The times they had, Allard says. Which reminds him . . .

He’s at Bowie one December with Handy, early 1960s, meets a young racetracker he likes a lot. She invites him over for supper with her family, asks Ned during dinner about his parents. He gives them the story about his dad and his work with Toscanini, says if they want to see him, coincidentally, they can watch NBC’s Bell Telephone Hour at 7. Tacitly, he knows “The Nutcracker Suite” awaits, and his father’s bass-clarinet solo.

Sensing the girl’s father’s disregard for racetrack doings, Ned thinks his dad’s artistic prowess will help gain him currency.
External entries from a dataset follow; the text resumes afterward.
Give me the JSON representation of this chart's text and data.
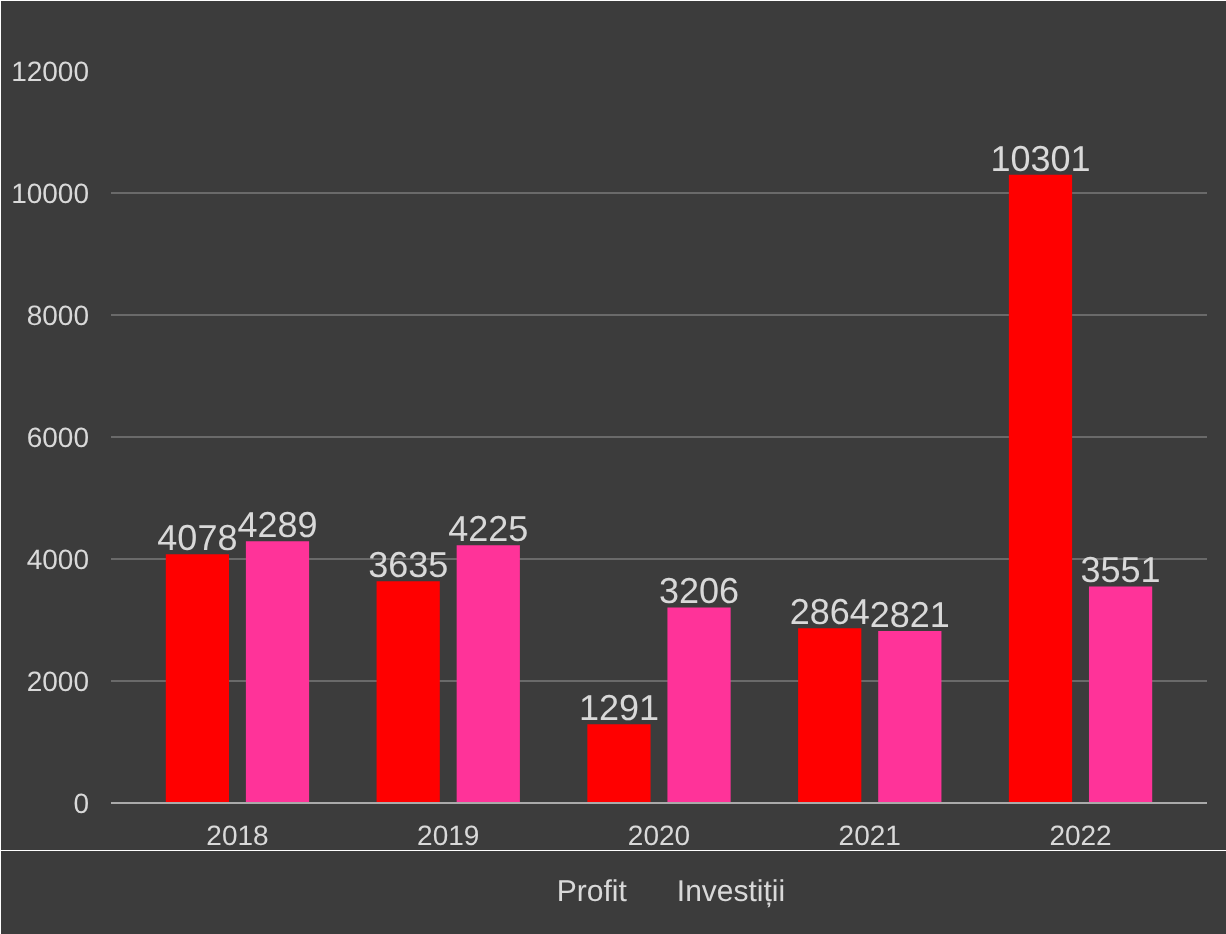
{
  "chart_data": {
    "type": "bar",
    "categories": [
      "2018",
      "2019",
      "2020",
      "2021",
      "2022"
    ],
    "series": [
      {
        "name": "Profit",
        "color": "#ff0000",
        "values": [
          4078,
          3635,
          1291,
          2864,
          10301
        ]
      },
      {
        "name": "Investiții",
        "color": "#ff3399",
        "values": [
          4289,
          4225,
          3206,
          2821,
          3551
        ]
      }
    ],
    "ylim": [
      0,
      12000
    ],
    "yticks": [
      0,
      2000,
      4000,
      6000,
      8000,
      10000,
      12000
    ],
    "grid": "y",
    "legend": "bottom",
    "data_labels": true
  }
}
The moment comes. The camera spotlights but does not identify Joe Allard.

“There he is,” Ned pronounces with a pointed finger. “There’s my dad.” “That’s it!” the girl’s father exclaims. “I’ve heard enough! He’s so full o’ sh–, this guy!”

Ned finishes the tale: “He kicked me outta the house.”

He and the young woman went into the backyard, he says, climbed aboard ponies, rode back to Bowie and made separate tracks thereafter.

He laughs too at the prospect of retirement, saying, “I used to tell Peter [Fuller], ‘If I ever retire, it’ll be fun to have a few horses to train.’ ” The work and the road still enthrall him. One week in June, he drove from Delaware to Pimlico and back on a Saturday (142 miles roundtrip), to Parx and back on a Monday (114 miles), to Belmont Park and back on a Thursday (292 miles).

“Wherever they go,” he says, “I’ll be there to saddle ’em.”

Not in any hood-adorned dazzler, either, but a plain silver Hyundai aiming straight for Shangri-la.